Despite challenges faced, 84 of entrepreneurs reported employing others, underscoring the employment creation potential of youth businesses. However, a large proportion of respondents (41 percent), described the level of support available to enable and scale young entrepreneurs in their countries as “poor” and “very poor”. This suggests that significant work remains to make it easier for young business people to succeed.

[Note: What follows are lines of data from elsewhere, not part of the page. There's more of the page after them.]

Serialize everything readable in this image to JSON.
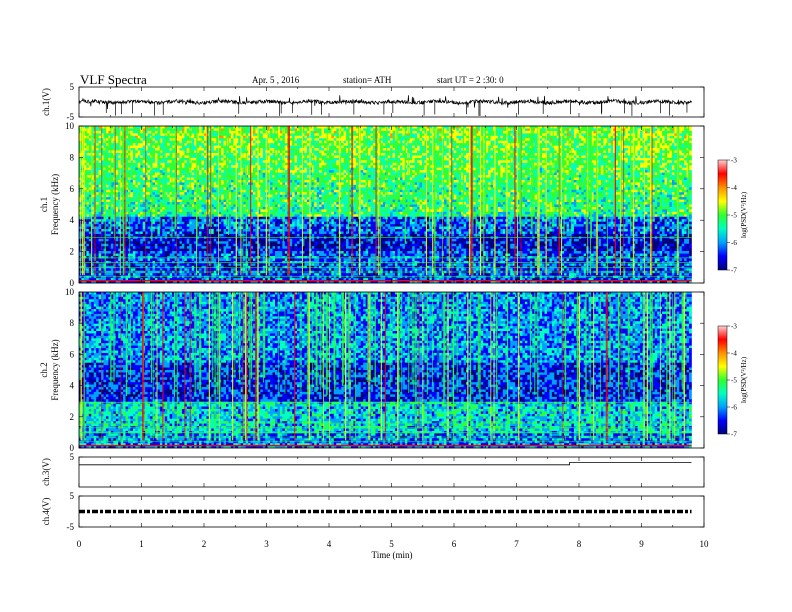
{
  "header": {
    "title": "VLF Spectra",
    "date": "Apr. 5 , 2016",
    "station": "station= ATH",
    "start": "start  UT  =   2  :30: 0"
  },
  "chart_data": [
    {
      "type": "line",
      "panel": "ch1",
      "ylabel": "ch.1(V)",
      "ylim": [
        -5,
        5
      ],
      "ytick_labels": [
        "5",
        "-5"
      ],
      "xlim": [
        0,
        10
      ],
      "description_level": 0
    },
    {
      "type": "heatmap",
      "panel": "spec1",
      "ylabel_top": "ch.1",
      "ylabel": "Frequency  (kHz)",
      "ylim": [
        0,
        10
      ],
      "ytick_labels": [
        "0",
        "2",
        "4",
        "6",
        "8",
        "10"
      ],
      "xlim": [
        0,
        10
      ],
      "data_end_min": 9.8,
      "colorbar": {
        "label": "log(PSD(V²/Hz)",
        "range": [
          -7,
          -3
        ],
        "tick_labels": [
          "-3",
          "-4",
          "-5",
          "-6",
          "-7"
        ]
      }
    },
    {
      "type": "heatmap",
      "panel": "spec2",
      "ylabel_top": "ch.2",
      "ylabel": "Frequency  (kHz)",
      "ylim": [
        0,
        10
      ],
      "ytick_labels": [
        "0",
        "2",
        "4",
        "6",
        "8",
        "10"
      ],
      "xlim": [
        0,
        10
      ],
      "data_end_min": 9.8,
      "colorbar": {
        "label": "log(PSD(V²/Hz)",
        "range": [
          -7,
          -3
        ],
        "tick_labels": [
          "-3",
          "-4",
          "-5",
          "-6",
          "-7"
        ]
      }
    },
    {
      "type": "line",
      "panel": "ch3",
      "ylabel": "ch.3(V)",
      "ylim": [
        -5,
        5
      ],
      "ytick_labels": [
        "5"
      ],
      "xlim": [
        0,
        10
      ],
      "x": [
        0,
        7.85,
        7.85,
        9.8
      ],
      "y": [
        2.4,
        2.4,
        3.2,
        3.2
      ]
    },
    {
      "type": "line",
      "panel": "ch4",
      "ylabel": "ch.4(V)",
      "ylim": [
        -5,
        5
      ],
      "ytick_labels": [
        "5",
        "-5"
      ],
      "xlim": [
        0,
        10
      ],
      "x": [
        0,
        9.8
      ],
      "y": [
        0,
        0
      ]
    }
  ],
  "xaxis": {
    "label": "Time  (min)",
    "ticks": [
      0,
      1,
      2,
      3,
      4,
      5,
      6,
      7,
      8,
      9,
      10
    ],
    "tick_labels": [
      "0",
      "1",
      "2",
      "3",
      "4",
      "5",
      "6",
      "7",
      "8",
      "9",
      "10"
    ]
  },
  "colors": {
    "trace": "#000000",
    "cmap": [
      "#00007a",
      "#0000ff",
      "#00a0ff",
      "#00ffc0",
      "#30ff30",
      "#ffff00",
      "#ff9000",
      "#ff0000",
      "#ffd0d0"
    ]
  }
}
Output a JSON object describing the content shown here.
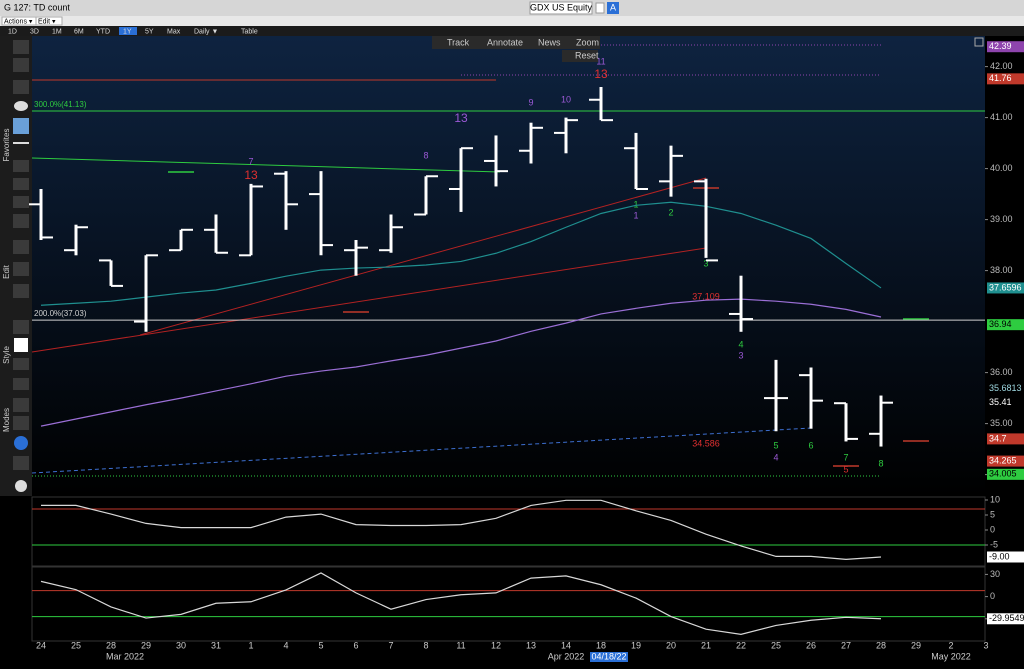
{
  "header": {
    "title": "G 127: TD count",
    "security": "GDX US Equity",
    "badge": "A",
    "menus": [
      "Actions ▾",
      "Edit ▾"
    ],
    "ranges": [
      "1D",
      "3D",
      "1M",
      "6M",
      "YTD",
      "1Y",
      "5Y",
      "Max",
      "Daily ▼",
      "Table"
    ]
  },
  "toolbar": [
    "Track",
    "Annotate",
    "News",
    "Zoom",
    "Reset"
  ],
  "sidebar_labels": [
    "Favorites",
    "Edit",
    "Style",
    "Modes"
  ],
  "chart_data": [
    {
      "type": "ohlc",
      "categories": [
        "24",
        "25",
        "28",
        "29",
        "30",
        "31",
        "1",
        "4",
        "5",
        "6",
        "7",
        "8",
        "11",
        "12",
        "13",
        "14",
        "18",
        "19",
        "20",
        "21",
        "22",
        "25",
        "26",
        "27",
        "28",
        "29",
        "2",
        "3"
      ],
      "open": [
        39.3,
        38.4,
        38.2,
        37.0,
        38.4,
        38.8,
        38.3,
        39.9,
        39.5,
        38.4,
        38.4,
        39.1,
        39.6,
        40.15,
        40.35,
        40.7,
        41.35,
        40.4,
        39.75,
        39.75,
        37.15,
        35.5,
        35.95,
        35.4,
        34.8,
        null,
        null,
        null
      ],
      "high": [
        39.6,
        38.9,
        38.2,
        38.3,
        38.8,
        39.1,
        39.7,
        39.95,
        39.95,
        38.6,
        39.1,
        39.85,
        40.4,
        40.65,
        40.9,
        41.0,
        41.6,
        40.7,
        40.45,
        39.8,
        37.9,
        36.25,
        36.1,
        35.4,
        35.55,
        null,
        null,
        null
      ],
      "low": [
        38.6,
        38.3,
        37.7,
        36.8,
        38.4,
        38.35,
        38.3,
        38.8,
        38.3,
        37.9,
        38.35,
        39.1,
        39.15,
        39.65,
        40.1,
        40.3,
        40.95,
        39.6,
        39.45,
        38.25,
        36.8,
        34.85,
        34.9,
        34.65,
        34.55,
        null,
        null,
        null
      ],
      "close": [
        38.65,
        38.85,
        37.7,
        38.3,
        38.8,
        38.35,
        39.65,
        39.3,
        38.5,
        38.45,
        38.85,
        39.85,
        40.4,
        39.95,
        40.8,
        40.95,
        40.95,
        39.6,
        40.25,
        38.2,
        37.05,
        35.5,
        35.45,
        34.7,
        35.41,
        null,
        null,
        null
      ],
      "color": "#ffffff",
      "series": [
        {
          "color": "#1f8f8f",
          "values": [
            37.32,
            37.36,
            37.4,
            37.48,
            37.56,
            37.62,
            37.75,
            37.89,
            38.01,
            38.05,
            38.07,
            38.11,
            38.18,
            38.34,
            38.57,
            38.85,
            39.12,
            39.28,
            39.34,
            39.26,
            39.12,
            38.89,
            38.63,
            38.14,
            37.66,
            null,
            null,
            null
          ]
        },
        {
          "color": "#9b6fd6",
          "values": [
            34.95,
            35.09,
            35.23,
            35.37,
            35.5,
            35.64,
            35.78,
            35.93,
            36.03,
            36.11,
            36.23,
            36.34,
            36.48,
            36.62,
            36.81,
            36.97,
            37.15,
            37.26,
            37.36,
            37.42,
            37.44,
            37.4,
            37.34,
            37.24,
            37.09,
            null,
            null,
            null
          ]
        }
      ],
      "ylim": [
        33.6,
        42.6
      ],
      "yticks": [
        {
          "value": 42,
          "label": "42.00"
        },
        {
          "value": 41,
          "label": "41.00"
        },
        {
          "value": 40,
          "label": "40.00"
        },
        {
          "value": 39,
          "label": "39.00"
        },
        {
          "value": 38,
          "label": "38.00"
        },
        {
          "value": 36,
          "label": "36.00"
        },
        {
          "value": 35,
          "label": "35.00"
        },
        {
          "value": 34,
          "label": "34.00"
        }
      ],
      "levels": [
        {
          "value": 41.13,
          "label": "300.0%(41.13)",
          "color": "#2ecc40"
        },
        {
          "value": 37.03,
          "label": "200.0%(37.03)",
          "color": "#d0d0d0"
        }
      ],
      "price_labels": [
        {
          "value": 42.39,
          "color": "#8e44ad",
          "text_color": "#ffffff"
        },
        {
          "value": 41.76,
          "color": "#c0392b",
          "text_color": "#ffffff"
        },
        {
          "value": 37.6596,
          "color": "#1f8f8f",
          "text_color": "#ffffff"
        },
        {
          "value": 36.94,
          "color": "#2ecc40",
          "text_color": "#000000"
        },
        {
          "value": 35.6813,
          "color": "#000000",
          "text_color": "#9fd8e0"
        },
        {
          "value": 35.41,
          "color": "#000000",
          "text_color": "#ffffff"
        },
        {
          "value": 34.7,
          "color": "#c0392b",
          "text_color": "#ffffff"
        },
        {
          "value": 34.265,
          "color": "#c0392b",
          "text_color": "#ffffff"
        },
        {
          "value": 34.005,
          "color": "#2ecc40",
          "text_color": "#000000"
        }
      ],
      "annotations": [
        "7",
        "13",
        "8",
        "13",
        "9",
        "10",
        "13",
        "11",
        "1",
        "1",
        "2",
        "3",
        "37.109",
        "4",
        "3",
        "5",
        "4",
        "6",
        "7",
        "5",
        "8",
        "34.586"
      ],
      "month_labels": [
        "Mar 2022",
        "Apr 2022",
        "04/18/22",
        "May 2022"
      ]
    },
    {
      "type": "line",
      "color": "#d8d8d8",
      "values": [
        8.2,
        8.2,
        5.3,
        2.2,
        0.8,
        0.8,
        0.8,
        4.3,
        5.3,
        1.8,
        1.5,
        1.5,
        1.8,
        3.9,
        8.2,
        9.9,
        9.9,
        6.4,
        3.2,
        -1.4,
        -5.3,
        -8.8,
        -8.8,
        -9.8,
        -9,
        null,
        null,
        null
      ],
      "ylim": [
        -12,
        11
      ],
      "yticks": [
        10,
        5,
        0,
        -5
      ],
      "levels": [
        {
          "value": 7,
          "color": "#c0392b"
        },
        {
          "value": -5,
          "color": "#2ecc40"
        }
      ],
      "last_label": {
        "value": -9,
        "label": "-9.00"
      }
    },
    {
      "type": "line",
      "color": "#d8d8d8",
      "values": [
        20.6,
        9.4,
        -14,
        -29,
        -24,
        -9,
        -7,
        9,
        32,
        5,
        -17,
        -4,
        2.5,
        5,
        25,
        28,
        16,
        -2,
        -27,
        -44,
        -51,
        -39,
        -32,
        -28,
        -29.9549,
        null,
        null,
        null
      ],
      "ylim": [
        -60,
        40
      ],
      "yticks": [
        30,
        0,
        -30
      ],
      "levels": [
        {
          "value": 8,
          "color": "#c0392b"
        },
        {
          "value": -27,
          "color": "#2ecc40"
        }
      ],
      "last_label": -29.9549
    }
  ]
}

Anzisha Prize applications are currently open for young entrepreneurs between the ages of 15 and 22 to compete for a share of $100,000 in prize money and receive access to support and networks to scale their businesses. Applications will close on 15 April 2016. The Anzisha Prize is offered in partnership between The MasterCard Foundation and African Leadership Academy.
 

“African Leadership Academy is excited to be investing in research such as this,” said Josh Adler, Vice President, Global Programmes at African Leadership Academy. “It is our hope that this and future reports will guide the work of teachers, policy makers and other stakeholders in the youth development sector.”

The youth surveyed overwhelmingly reported pursuing entrepreneurship primarily to make a difference in the world (57 percent of respondents). They largely have a focus on communities and use face-to-face client visits as the primary sales channel (56 percent) and word of mouth as the primary marketing tool (83 percent). In terms of human resources, 84 percent of ventures reported having employees.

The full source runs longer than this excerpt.